Sarah, Jane and Irene have equal number of buttons. Sarah packs all her buttons equally into 8 packets. Jane packs all her buttons equally into 10 packets. Irene packs all her buttons equally into 5 packets. 4 packets of Sarah's buttons, 5 packets of Jane's buttons and 3 packets of Irene's buttons add up to 576 buttons. How many buttons do they have altogether?
| |
Sarah |
Jane |
Irene |
| Number of packets |
8 |
10 |
5 |
| Number of buttons |
40 u |
40 u |
40 u |
| Number of buttons in each packet |
5 u |
4 u |
8 u |
All the buttons can be put into the packets without remainder.
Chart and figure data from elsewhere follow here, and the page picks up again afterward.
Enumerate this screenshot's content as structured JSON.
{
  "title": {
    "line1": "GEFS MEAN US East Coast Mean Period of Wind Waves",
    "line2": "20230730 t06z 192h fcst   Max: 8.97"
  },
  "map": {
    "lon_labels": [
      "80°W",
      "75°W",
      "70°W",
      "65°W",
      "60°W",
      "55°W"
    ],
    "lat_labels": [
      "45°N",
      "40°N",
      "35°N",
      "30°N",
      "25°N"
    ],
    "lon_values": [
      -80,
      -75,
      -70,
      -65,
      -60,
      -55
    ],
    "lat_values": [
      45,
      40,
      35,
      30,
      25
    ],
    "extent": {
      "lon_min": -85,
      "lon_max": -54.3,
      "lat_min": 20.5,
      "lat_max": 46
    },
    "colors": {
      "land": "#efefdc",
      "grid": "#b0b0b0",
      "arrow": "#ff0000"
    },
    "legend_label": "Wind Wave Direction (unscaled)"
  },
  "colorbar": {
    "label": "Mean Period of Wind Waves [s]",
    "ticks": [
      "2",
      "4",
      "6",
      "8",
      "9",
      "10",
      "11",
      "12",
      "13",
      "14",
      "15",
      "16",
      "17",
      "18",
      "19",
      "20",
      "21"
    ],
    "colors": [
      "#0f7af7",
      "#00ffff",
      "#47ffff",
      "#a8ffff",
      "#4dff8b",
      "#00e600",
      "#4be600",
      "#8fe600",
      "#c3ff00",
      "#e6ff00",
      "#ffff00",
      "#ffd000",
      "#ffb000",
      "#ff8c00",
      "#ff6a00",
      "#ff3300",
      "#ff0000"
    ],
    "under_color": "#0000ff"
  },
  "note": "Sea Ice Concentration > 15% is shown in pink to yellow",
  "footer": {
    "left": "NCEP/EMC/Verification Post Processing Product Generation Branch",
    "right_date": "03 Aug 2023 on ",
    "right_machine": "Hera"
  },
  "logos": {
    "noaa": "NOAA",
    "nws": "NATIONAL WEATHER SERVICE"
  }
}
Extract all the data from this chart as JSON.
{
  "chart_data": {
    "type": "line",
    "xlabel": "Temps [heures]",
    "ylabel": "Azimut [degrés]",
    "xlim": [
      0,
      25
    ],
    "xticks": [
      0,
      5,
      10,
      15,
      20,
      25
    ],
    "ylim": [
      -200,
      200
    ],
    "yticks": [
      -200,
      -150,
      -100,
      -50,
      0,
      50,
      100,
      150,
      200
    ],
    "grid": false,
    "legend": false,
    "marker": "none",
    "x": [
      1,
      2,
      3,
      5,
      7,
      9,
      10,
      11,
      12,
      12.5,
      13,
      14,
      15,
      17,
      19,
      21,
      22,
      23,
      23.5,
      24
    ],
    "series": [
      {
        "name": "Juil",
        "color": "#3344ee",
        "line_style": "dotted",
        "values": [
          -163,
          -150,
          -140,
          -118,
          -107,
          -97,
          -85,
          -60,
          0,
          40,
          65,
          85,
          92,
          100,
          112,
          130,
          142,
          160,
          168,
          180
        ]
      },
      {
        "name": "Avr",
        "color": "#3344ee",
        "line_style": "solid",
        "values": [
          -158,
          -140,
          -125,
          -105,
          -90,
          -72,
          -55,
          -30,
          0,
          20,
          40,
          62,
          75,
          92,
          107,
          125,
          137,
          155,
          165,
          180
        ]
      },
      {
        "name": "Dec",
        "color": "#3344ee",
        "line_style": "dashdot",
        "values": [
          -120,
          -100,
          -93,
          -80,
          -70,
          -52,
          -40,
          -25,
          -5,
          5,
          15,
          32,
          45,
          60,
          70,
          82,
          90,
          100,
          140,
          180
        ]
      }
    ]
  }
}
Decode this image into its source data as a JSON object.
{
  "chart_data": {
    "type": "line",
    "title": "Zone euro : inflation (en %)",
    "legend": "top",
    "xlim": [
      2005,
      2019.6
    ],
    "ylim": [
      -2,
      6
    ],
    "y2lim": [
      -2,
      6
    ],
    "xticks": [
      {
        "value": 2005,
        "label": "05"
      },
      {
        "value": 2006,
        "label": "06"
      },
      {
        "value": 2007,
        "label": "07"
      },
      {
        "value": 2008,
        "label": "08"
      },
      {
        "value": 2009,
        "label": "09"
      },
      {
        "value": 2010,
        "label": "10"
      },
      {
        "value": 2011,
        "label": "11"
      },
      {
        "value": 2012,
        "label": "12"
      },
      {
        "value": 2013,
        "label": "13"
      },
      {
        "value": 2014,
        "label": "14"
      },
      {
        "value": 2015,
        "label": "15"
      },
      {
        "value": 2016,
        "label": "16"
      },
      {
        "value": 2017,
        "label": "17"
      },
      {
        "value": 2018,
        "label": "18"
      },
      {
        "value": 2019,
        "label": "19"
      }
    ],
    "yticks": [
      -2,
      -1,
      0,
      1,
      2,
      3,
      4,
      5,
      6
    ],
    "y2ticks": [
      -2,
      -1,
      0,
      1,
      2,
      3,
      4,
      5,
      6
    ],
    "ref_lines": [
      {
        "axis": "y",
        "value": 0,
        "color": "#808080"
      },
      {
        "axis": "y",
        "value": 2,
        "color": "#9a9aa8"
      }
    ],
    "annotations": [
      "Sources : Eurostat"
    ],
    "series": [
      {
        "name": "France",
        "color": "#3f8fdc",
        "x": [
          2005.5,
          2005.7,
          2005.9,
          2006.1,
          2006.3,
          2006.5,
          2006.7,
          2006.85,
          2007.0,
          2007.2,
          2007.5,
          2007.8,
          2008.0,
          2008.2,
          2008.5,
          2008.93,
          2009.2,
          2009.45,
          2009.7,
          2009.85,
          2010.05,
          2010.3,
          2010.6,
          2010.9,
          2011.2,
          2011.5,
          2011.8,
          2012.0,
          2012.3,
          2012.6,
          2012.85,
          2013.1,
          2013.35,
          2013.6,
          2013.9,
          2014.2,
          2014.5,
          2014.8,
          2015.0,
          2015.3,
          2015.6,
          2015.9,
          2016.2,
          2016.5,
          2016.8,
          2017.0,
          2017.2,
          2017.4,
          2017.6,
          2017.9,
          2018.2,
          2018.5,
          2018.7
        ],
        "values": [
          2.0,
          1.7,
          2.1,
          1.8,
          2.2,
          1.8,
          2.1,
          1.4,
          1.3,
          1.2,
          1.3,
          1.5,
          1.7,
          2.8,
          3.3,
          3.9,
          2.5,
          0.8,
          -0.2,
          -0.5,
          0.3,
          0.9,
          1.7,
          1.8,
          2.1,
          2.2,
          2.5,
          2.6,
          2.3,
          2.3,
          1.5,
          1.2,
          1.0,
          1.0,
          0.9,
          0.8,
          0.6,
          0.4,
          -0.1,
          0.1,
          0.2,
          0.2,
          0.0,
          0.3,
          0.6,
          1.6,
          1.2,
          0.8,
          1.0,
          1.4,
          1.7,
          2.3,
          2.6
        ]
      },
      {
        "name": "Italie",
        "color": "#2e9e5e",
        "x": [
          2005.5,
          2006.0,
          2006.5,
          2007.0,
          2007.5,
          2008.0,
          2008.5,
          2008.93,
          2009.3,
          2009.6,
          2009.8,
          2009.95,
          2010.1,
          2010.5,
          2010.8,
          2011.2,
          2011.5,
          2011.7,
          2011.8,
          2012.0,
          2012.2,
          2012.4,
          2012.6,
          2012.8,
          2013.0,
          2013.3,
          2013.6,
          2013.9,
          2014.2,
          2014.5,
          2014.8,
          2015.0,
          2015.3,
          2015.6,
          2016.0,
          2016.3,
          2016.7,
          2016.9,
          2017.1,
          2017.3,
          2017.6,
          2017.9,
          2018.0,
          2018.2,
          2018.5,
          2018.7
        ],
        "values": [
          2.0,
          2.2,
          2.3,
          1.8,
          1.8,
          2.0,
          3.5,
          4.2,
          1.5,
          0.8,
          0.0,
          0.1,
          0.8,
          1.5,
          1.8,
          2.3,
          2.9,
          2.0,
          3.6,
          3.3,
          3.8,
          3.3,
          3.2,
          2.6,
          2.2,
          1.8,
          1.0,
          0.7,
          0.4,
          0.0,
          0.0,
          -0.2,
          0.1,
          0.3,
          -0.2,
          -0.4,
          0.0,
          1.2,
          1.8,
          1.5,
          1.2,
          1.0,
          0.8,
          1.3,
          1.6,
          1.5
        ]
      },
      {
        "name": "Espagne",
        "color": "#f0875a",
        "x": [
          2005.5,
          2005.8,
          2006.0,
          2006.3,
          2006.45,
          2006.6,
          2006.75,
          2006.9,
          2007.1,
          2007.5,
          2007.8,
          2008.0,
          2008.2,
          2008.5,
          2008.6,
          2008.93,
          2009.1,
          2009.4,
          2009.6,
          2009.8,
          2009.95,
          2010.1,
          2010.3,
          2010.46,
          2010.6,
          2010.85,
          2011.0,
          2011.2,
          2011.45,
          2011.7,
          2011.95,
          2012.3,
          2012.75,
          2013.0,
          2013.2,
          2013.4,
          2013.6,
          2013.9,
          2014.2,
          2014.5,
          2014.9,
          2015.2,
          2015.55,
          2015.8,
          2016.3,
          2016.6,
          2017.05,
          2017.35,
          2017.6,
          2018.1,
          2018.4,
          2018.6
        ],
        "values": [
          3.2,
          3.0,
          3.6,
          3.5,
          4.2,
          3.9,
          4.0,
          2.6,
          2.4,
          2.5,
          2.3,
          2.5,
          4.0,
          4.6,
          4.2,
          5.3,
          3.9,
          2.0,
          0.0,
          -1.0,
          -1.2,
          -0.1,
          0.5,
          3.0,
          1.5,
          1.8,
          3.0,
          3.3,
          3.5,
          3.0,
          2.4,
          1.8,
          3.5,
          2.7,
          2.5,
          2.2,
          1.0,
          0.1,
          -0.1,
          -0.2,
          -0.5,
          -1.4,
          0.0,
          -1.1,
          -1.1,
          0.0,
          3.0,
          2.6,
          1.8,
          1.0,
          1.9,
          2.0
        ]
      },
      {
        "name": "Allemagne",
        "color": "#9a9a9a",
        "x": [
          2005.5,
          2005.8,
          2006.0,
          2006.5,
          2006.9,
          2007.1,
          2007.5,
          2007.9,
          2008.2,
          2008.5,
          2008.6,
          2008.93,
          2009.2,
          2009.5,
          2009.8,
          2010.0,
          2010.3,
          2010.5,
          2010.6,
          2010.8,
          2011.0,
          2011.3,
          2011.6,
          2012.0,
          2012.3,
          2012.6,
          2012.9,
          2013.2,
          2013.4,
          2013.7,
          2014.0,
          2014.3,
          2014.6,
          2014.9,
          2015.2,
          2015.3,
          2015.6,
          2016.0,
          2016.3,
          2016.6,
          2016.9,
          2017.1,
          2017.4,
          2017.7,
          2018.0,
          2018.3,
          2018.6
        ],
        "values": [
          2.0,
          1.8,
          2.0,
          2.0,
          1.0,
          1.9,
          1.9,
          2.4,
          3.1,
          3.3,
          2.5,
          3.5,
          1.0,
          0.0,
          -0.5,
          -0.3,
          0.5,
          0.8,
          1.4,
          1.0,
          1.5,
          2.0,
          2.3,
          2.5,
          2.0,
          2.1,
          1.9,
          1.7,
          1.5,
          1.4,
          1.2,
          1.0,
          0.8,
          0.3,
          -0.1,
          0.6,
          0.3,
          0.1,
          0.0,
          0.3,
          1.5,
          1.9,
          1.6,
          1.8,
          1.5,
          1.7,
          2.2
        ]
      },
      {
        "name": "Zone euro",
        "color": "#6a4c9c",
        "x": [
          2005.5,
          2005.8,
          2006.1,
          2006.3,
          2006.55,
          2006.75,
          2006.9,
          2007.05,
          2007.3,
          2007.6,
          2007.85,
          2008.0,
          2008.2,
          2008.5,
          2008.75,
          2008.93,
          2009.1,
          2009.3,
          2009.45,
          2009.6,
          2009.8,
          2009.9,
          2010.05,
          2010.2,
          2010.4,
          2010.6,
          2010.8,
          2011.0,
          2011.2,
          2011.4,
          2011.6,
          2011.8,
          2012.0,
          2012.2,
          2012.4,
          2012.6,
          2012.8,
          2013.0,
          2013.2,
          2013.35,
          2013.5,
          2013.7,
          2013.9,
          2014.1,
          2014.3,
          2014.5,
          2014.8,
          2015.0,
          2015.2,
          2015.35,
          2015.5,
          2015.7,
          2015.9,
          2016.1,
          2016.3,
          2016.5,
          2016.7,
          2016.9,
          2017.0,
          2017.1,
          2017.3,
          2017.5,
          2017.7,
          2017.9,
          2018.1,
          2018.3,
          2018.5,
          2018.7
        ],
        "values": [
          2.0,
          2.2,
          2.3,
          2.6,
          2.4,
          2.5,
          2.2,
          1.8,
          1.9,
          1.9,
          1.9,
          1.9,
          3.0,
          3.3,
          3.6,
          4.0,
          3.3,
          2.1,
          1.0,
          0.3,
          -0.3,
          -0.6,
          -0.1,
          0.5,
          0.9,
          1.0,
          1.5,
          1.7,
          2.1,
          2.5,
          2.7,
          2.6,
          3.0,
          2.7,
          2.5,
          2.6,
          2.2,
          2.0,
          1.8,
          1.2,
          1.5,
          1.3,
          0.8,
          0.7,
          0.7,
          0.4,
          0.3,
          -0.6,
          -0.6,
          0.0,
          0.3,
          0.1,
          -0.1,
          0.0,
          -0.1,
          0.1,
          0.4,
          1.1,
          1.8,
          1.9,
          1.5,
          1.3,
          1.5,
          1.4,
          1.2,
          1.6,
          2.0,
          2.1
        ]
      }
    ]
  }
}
All the children have equal numbers of buttons.
Make the number of buttons that each child has the same. LCM of 8, 10 and 5 = 40
Number of buttons that each child has = 40 u
Number of buttons in 1 packet of Sarah's buttons = 40 u ÷ 8 = 5 u
Number of buttons in 1 packet of Jane's buttons = 40 u ÷ 10 = 4 u
Number of buttons in 1 packet of Irene's buttons = 40 u ÷ 5 = 8 u
Number of buttons in 4 packets of Sarah's buttons, 5 packets of Jane's buttons and 3 packets of Irene's buttons
= (4 x 5 u) + (5 x 4 u) + (3 x 8 u)
= 20 u + 20 u + 24 u
= 64 u
64 u = 576
1 u = 576 ÷ 64 = 9
Total number of buttons that they have
= 3 x 40 u
= 120 u
= 120 x 9
= 1080
Answer(s): 1080